TAIPEI--The government's decision to shelve the fourth nuclear power plant project is not expected to lead to any immediate increases in electricity prices, Vice Economics Minister Duh Tyzz-jiun (杜紫軍) said Monday.

The issue of whether to hike electricity rates will require a recalculation of costs based on the sources of energy used to replace nuclear power in the future, Duh told reporters while attending a legislative hearing on the government's energy policy.

If the fourth nuclear power plant is replaced by a natural gas facility, the cost of power generation will increase by 14 percent, he said. If nuclear power is replaced completely by natural gas after the other three active nuclear power plants are decommissioned, the cost will rise by 40 percent, he added.

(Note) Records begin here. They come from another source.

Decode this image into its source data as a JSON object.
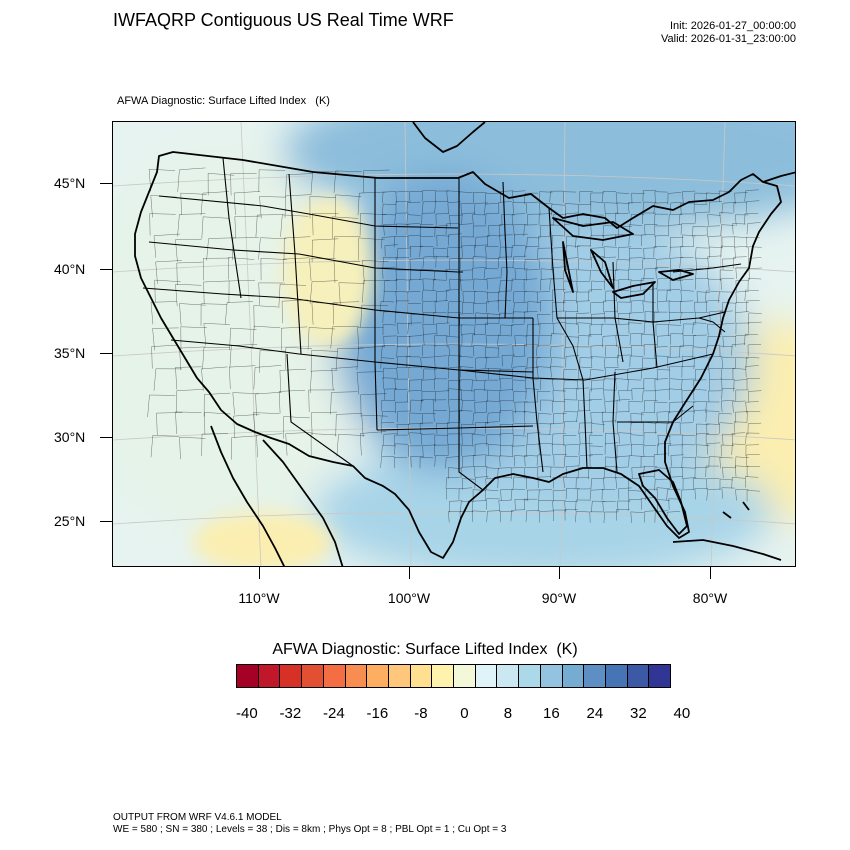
{
  "title": "IWFAQRP Contiguous US Real Time WRF",
  "init": "Init: 2026-01-27_00:00:00",
  "valid": "Valid: 2026-01-31_23:00:00",
  "subtitle": "AFWA Diagnostic: Surface Lifted Index   (K)",
  "map": {
    "lat_labels": [
      "45°N",
      "40°N",
      "35°N",
      "30°N",
      "25°N"
    ],
    "lon_labels": [
      "110°W",
      "100°W",
      "90°W",
      "80°W"
    ],
    "field_colors": {
      "ocean_pacific": "#e6f3e8",
      "ocean_gulf": "#a8d4e8",
      "atlantic_warm": "#fbeeb0",
      "canada_cold": "#8cbddb",
      "plains_deep": "#74a9d4",
      "west_mild": "#e6f3f0",
      "rockies_warm": "#f6f0bc",
      "east_mid": "#a2cde6"
    }
  },
  "colorbar": {
    "title": "AFWA Diagnostic: Surface Lifted Index  (K)",
    "colors": [
      "#a50026",
      "#c0182a",
      "#d73027",
      "#e34f33",
      "#f46d43",
      "#f88d52",
      "#fdae61",
      "#fec77c",
      "#fee090",
      "#fff2ac",
      "#f2f8d8",
      "#e0f3f8",
      "#cbe8f2",
      "#abd9e9",
      "#93c3df",
      "#74add1",
      "#5e8fc4",
      "#4575b4",
      "#3c59a6",
      "#313695"
    ],
    "labels": [
      "-40",
      "-32",
      "-24",
      "-16",
      "-8",
      "0",
      "8",
      "16",
      "24",
      "32",
      "40"
    ]
  },
  "footer": {
    "line1": "OUTPUT FROM WRF V4.6.1 MODEL",
    "line2": "WE = 580 ; SN = 380 ; Levels = 38 ; Dis = 8km ; Phys Opt = 8 ; PBL Opt = 1 ; Cu Opt = 3"
  }
}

According to a decision reached during a meeting among President Ma Ying-jeou (馬英九), Premier Jiang Yi-huah (江宜樺) and local government chiefs from the ruling Kuomintang Sunday, the already-completed No. 1 reactor at the fourth nuclear plant will not be brought online after its ongoing safety inspections are concluded.

Furthermore, the meeting decided that construction of the No. 2 reactor, which is 91.5 percent completed, will be halted and the question of whether the plant should be put into operation in the future will be determined by a national referendum.

The government has opted to suspend the project, instead of scrapping it, to avoid a possible bankruptcy of the state-run Taiwan Power Company (台電), Duh explained.

Because the project is only suspended, the NT$283.8 billion investment in it will continue to be listed as an asset, he said.

But if the project is scrapped, the company will have to list the investment as a one-time loss, which could lead to the company's bankruptcy, he said.

If the company goes into bankruptcy and needs to increase its capital, it would mean increasing the burden on taxpayers, he said.